One can read about his country adventures, but little is known of a decision he made while in the U.S. Senate that led to lives being saved on the Gulf of Mexico.
In the early 1970s, a series of boating accidents, some fatal, took place off the Panhandle in an area south of Carrabelle and Apalachicola.
Pleasure craft being brought down the Mississippi River from upper states, including the Great Lakes area, encountered serious problems when they reached gulf waters.
Leaving Apalachicola, the usual departure point, boaters confronted a 160-mile straight course to reach Tarpon Springs or Clearwater Beach _ a stretch known as the Lonesome Leg.
The alternative to the offshore run was to follow the Big Bend coast, where shallow water was a concern.
Over time, the Coast Guard received several calls for assistance on the offshore route, occasionally from boats that had run out of fuel because of compass errors.
More often there were engine breakdowns, poor seamanship or, worse, boats disabled by stormy weather.
At least twice, boats were lost. On one rescue mission in extreme weather, a Coast Guard plane crashed, killing six aboard.

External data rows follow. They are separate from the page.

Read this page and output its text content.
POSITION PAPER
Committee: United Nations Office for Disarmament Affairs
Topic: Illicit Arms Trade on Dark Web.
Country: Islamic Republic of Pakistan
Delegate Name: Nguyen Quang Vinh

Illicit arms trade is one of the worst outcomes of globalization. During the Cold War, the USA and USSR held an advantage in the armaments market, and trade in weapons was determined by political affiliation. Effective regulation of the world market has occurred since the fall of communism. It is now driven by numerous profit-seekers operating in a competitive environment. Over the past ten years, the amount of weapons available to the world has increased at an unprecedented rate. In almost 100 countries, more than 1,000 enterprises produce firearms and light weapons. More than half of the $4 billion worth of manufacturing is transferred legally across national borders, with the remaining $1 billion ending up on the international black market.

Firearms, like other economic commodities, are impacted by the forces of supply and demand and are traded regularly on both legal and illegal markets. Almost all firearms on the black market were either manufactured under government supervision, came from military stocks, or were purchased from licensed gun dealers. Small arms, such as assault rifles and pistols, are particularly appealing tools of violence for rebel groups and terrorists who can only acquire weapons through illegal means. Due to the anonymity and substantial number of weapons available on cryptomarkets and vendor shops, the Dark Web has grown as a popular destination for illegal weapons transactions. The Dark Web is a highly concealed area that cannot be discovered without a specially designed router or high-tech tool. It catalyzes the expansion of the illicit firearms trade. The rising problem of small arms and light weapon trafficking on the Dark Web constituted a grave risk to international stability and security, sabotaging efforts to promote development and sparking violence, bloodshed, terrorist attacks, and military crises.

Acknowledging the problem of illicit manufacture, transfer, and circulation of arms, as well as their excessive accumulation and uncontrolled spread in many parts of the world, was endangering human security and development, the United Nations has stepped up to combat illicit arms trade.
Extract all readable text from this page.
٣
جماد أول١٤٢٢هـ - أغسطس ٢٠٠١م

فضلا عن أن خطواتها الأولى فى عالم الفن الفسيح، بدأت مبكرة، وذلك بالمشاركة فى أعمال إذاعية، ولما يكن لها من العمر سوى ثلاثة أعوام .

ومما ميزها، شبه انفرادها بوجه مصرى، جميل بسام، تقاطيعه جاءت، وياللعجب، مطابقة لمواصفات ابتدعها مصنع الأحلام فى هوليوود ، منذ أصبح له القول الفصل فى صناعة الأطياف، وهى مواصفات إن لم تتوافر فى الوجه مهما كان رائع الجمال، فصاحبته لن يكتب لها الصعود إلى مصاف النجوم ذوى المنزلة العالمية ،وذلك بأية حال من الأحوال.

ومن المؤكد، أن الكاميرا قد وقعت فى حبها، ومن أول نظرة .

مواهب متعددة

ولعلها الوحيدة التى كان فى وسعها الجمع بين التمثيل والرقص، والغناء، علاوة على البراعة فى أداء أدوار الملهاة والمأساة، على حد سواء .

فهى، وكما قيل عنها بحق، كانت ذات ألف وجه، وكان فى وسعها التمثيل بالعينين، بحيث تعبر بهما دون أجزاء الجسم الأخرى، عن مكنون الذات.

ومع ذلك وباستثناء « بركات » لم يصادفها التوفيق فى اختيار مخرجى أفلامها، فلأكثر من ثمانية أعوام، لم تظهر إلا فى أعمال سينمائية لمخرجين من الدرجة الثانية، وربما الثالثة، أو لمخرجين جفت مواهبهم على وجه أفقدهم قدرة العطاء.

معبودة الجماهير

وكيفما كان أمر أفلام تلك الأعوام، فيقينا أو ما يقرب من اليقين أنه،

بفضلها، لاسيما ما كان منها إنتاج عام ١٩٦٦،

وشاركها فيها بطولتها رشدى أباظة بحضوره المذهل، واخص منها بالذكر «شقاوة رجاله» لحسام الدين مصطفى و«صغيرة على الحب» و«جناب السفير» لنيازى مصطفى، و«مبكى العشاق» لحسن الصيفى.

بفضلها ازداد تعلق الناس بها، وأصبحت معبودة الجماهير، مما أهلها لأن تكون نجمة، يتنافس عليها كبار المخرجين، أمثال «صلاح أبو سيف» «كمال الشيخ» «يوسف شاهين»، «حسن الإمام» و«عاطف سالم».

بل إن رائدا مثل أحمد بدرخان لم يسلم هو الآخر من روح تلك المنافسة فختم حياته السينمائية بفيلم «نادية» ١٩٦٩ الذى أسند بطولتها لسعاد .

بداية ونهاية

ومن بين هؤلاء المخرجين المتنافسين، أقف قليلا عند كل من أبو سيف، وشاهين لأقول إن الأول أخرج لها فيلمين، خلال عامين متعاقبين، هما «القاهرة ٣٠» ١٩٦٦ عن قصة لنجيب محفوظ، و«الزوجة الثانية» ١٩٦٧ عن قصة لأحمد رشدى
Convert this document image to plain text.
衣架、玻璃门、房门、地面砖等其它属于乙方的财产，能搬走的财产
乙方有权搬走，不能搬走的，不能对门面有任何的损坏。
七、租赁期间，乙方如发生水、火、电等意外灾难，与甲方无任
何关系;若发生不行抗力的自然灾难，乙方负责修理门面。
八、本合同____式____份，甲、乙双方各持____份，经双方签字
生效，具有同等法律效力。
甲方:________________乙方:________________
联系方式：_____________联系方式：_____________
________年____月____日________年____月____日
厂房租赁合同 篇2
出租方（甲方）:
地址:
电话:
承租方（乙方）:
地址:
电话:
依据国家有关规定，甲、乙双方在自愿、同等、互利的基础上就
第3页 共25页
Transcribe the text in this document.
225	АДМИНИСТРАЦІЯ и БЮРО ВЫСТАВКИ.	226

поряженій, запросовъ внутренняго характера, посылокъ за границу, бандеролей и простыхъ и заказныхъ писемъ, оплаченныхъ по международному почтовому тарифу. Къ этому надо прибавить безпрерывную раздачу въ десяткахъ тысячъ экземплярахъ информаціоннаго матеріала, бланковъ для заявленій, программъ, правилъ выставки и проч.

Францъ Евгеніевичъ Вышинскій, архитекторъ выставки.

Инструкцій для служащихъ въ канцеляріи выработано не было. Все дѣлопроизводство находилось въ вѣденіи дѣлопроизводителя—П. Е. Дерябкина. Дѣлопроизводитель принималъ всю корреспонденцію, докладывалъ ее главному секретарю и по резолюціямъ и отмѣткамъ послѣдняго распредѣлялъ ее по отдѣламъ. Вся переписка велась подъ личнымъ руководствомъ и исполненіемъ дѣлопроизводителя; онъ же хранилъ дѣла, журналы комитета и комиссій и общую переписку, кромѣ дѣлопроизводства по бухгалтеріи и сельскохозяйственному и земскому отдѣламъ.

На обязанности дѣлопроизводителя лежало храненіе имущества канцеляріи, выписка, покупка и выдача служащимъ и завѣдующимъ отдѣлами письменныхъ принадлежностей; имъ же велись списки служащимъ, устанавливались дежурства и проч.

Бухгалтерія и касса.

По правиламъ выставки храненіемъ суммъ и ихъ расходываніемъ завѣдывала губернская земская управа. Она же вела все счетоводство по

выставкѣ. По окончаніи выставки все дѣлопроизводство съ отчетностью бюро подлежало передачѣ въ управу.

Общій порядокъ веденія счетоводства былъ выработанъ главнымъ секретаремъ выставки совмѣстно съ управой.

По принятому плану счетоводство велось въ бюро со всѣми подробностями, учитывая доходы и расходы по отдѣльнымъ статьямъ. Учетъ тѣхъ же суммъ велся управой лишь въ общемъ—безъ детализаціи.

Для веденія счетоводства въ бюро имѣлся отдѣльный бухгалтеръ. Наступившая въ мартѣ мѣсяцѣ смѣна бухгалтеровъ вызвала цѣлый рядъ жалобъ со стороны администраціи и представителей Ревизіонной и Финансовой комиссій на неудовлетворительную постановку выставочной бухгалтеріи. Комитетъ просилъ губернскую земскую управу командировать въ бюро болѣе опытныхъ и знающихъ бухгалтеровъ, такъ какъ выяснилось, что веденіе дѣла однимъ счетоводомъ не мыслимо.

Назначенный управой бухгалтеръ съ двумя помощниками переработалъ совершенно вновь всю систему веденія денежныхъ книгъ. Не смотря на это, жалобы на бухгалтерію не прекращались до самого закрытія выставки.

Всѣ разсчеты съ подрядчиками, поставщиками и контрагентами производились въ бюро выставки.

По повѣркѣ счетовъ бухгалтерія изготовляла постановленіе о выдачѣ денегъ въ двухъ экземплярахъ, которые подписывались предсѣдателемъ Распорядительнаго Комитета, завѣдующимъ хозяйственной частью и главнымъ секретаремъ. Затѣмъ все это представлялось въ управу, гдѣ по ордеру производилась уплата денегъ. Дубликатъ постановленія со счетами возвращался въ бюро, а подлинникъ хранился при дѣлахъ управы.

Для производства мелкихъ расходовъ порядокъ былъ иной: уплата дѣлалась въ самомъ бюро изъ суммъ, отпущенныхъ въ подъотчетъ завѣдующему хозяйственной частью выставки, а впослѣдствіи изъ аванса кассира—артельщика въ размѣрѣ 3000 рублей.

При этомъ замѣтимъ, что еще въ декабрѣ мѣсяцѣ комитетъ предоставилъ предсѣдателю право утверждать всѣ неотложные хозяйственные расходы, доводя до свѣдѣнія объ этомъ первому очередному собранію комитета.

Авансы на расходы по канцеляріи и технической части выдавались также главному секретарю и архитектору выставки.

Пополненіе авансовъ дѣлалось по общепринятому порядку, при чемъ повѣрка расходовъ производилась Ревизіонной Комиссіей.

I was Times outdoors editor at the time and by chance met two men in the Inglis area north of Crystal River. As I recall, one was in the boat building business, the other in the Corps of Engineers.
They were concerned about the dangerous offshore waters and inquired if the Times would publish an article outlining the need for a lighted buoy course on the Big Bend coastal route to guide boats to safer waters. The Times ran a story as well as a supportive editorial.
Months later, I met with a Coast Guard officer from Miami. He unrolled a chart and spread it on a large table. It was the route for the proposed channel with six lighted buoys. The officer implied that then-Sen. Chiles was influential in having the course installed despite political obstacles.
That was 24 years ago. Chiles has passed on, but those tall buoys still are maintained by the Coast Guard, six monuments to a man who cared for people both ashore or afloat.